Habitat (and niche) might also be used for classification, including preferences with regard to such environmental factors as temperature and pH. Gross DNA composition (%G + C content) and immunological properties (e.g., serotyping) have also been used for many years. More recently, detailed analysis of the composition of the cell wall and of other cell constituents (e.g., fatty acid analysis) have been added as other useful tools in distinguishing among microorganisms.
Precise characterization of DNA and RNA sequences is now being used extensively to determine relationships among organisms. Such analysis of an organism's genetic makeup reveals its genotype.

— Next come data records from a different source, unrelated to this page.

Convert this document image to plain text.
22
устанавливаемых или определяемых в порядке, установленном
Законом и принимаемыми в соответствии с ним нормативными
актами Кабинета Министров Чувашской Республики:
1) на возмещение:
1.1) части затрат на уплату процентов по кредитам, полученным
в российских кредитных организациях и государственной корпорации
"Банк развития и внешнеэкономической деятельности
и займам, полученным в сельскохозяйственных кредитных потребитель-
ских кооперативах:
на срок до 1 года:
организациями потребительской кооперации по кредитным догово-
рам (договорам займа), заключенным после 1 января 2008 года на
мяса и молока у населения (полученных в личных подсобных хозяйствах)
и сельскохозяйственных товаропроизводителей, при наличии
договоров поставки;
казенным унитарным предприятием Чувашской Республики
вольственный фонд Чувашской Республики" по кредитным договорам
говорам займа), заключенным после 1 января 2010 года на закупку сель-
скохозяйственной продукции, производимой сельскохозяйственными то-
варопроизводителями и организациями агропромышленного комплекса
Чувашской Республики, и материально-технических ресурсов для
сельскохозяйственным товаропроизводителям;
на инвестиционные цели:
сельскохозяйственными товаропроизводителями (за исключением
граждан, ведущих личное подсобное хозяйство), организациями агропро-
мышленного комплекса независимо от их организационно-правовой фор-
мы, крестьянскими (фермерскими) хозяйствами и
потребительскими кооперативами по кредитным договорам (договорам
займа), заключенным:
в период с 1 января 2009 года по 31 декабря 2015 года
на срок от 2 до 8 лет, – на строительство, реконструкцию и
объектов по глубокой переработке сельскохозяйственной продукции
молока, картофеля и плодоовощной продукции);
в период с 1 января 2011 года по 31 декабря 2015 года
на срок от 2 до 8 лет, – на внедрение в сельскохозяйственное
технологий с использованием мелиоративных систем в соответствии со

Genotype obviously affects phenotype, but not all genetic capabilities are necessarily expressed in an organism at a particular time. As might be expected, knowledge of genotypes has greatly increased and modified our understanding of the relationships among microorganisms. In fact, the separate domain of Archaea was not recognized until these newer tools were applied; previously, they were simply considered types of (and may still often be referred to out of habit as) bacteria.
One aspect of taxonomy is the grouping of organisms in progressively higher taxa (singular, taxon), such as families, orders, classes, and phyla. Modern taxonomists base these groupings on phylogeny, or natural evolutionary lines inferred from genetic similarities.